FSK, FSM, FSF, USK – eine unsinnige Tradition?

Selbstkontrollen geben Richtwerte, an denen sich Eltern orientieren können, sei es bei Filmen, Computerspielen, Fernsehen oder Unterhaltungssoftware. Aber wie sinnvoll sind diese Kontrollen eigentlich überhaupt?

Christian Scholz alias Mr Topf stellt dieses traditionelle Klassifizierungssystem klar in Frage. Seiner Meinung nach nehme man den Eltern damit die Aufgabe, sich selbst zu erkundigen. Seine Behauptung, die Organisationen würden nicht ihre Altersrichtlinie begründen, wird allerdings schnell von Regina Käseberg und Dr. Haase entkräftet.

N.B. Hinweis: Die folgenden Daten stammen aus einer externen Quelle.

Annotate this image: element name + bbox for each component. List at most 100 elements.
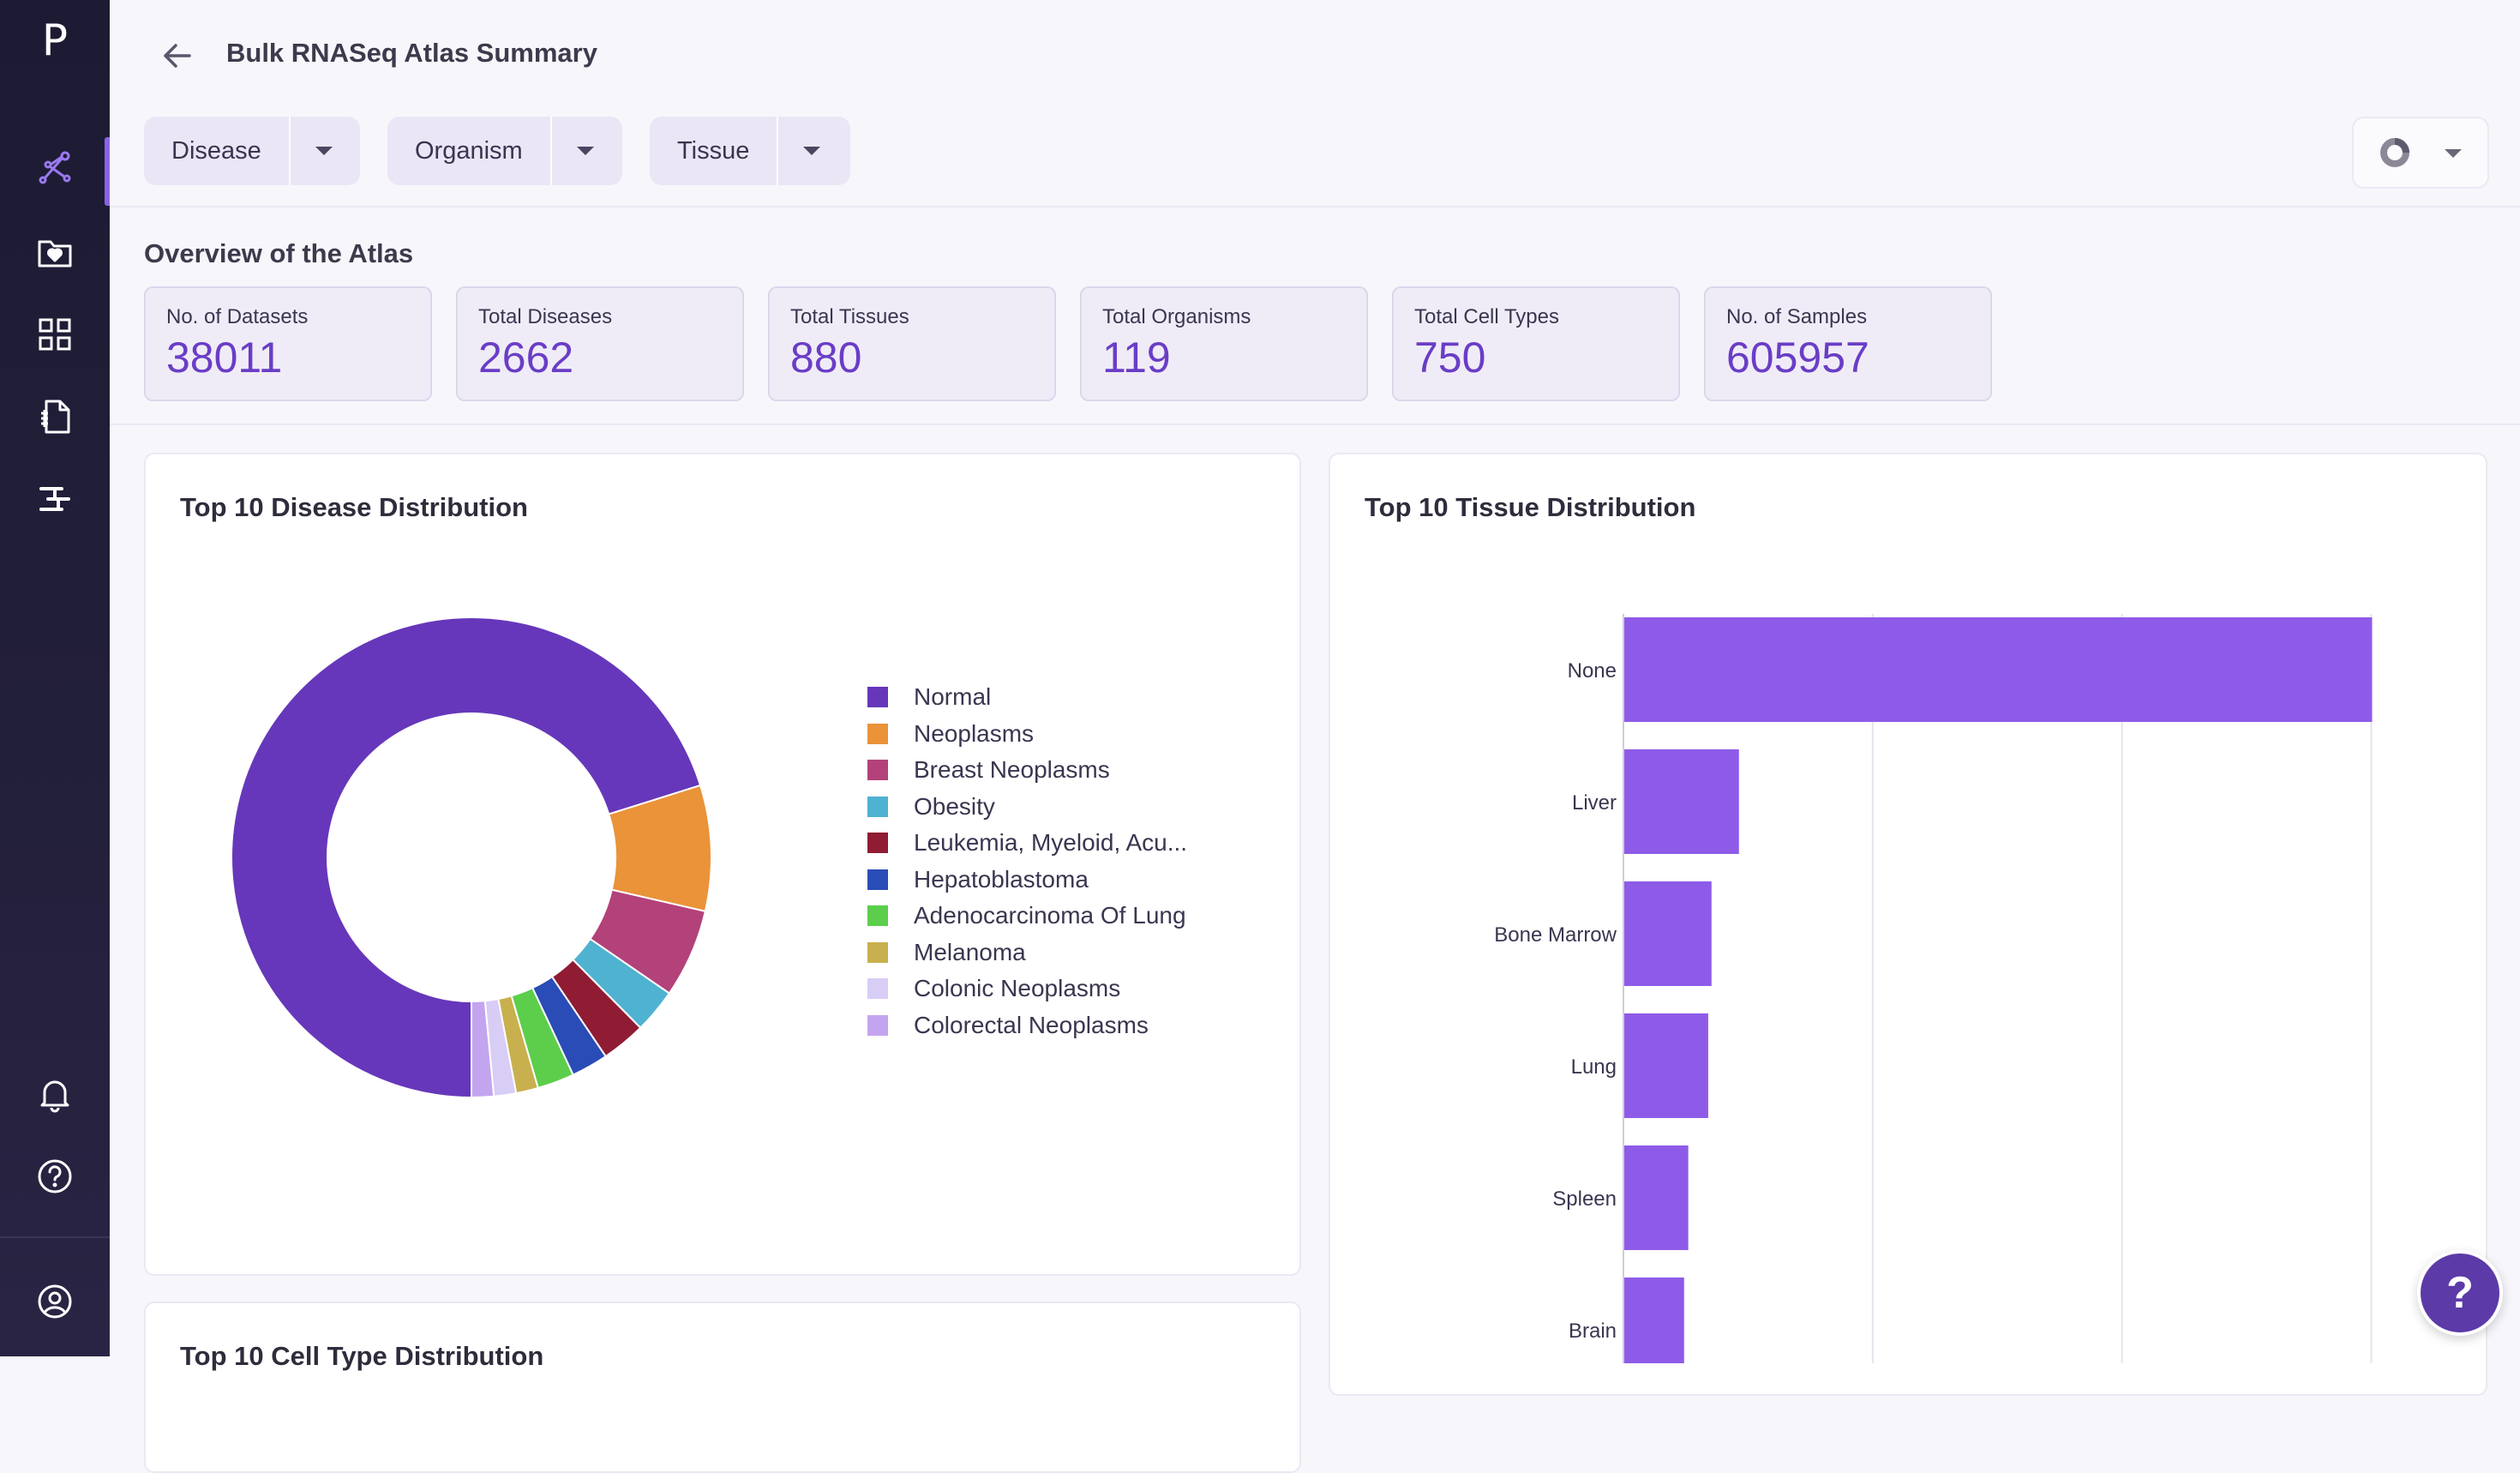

Tatsache ist: Kaum ein Bürger nimmt Notiz von den kleinen Symbolen, die anzeigen, welche schädlichen Inhalte in Spielen und Filmen enthalten sind. So sind sie nicht fähig, die grauen Zeichen den Begriffen ‚bad language‘ und Gewaltverherrlichung zuzuordnen. Wer sich das alles nochmal genau durchlesen will, stößt im Internet auf begründete Fließtexte, die alle Aspekte für die FSK-Wertung aufzählen.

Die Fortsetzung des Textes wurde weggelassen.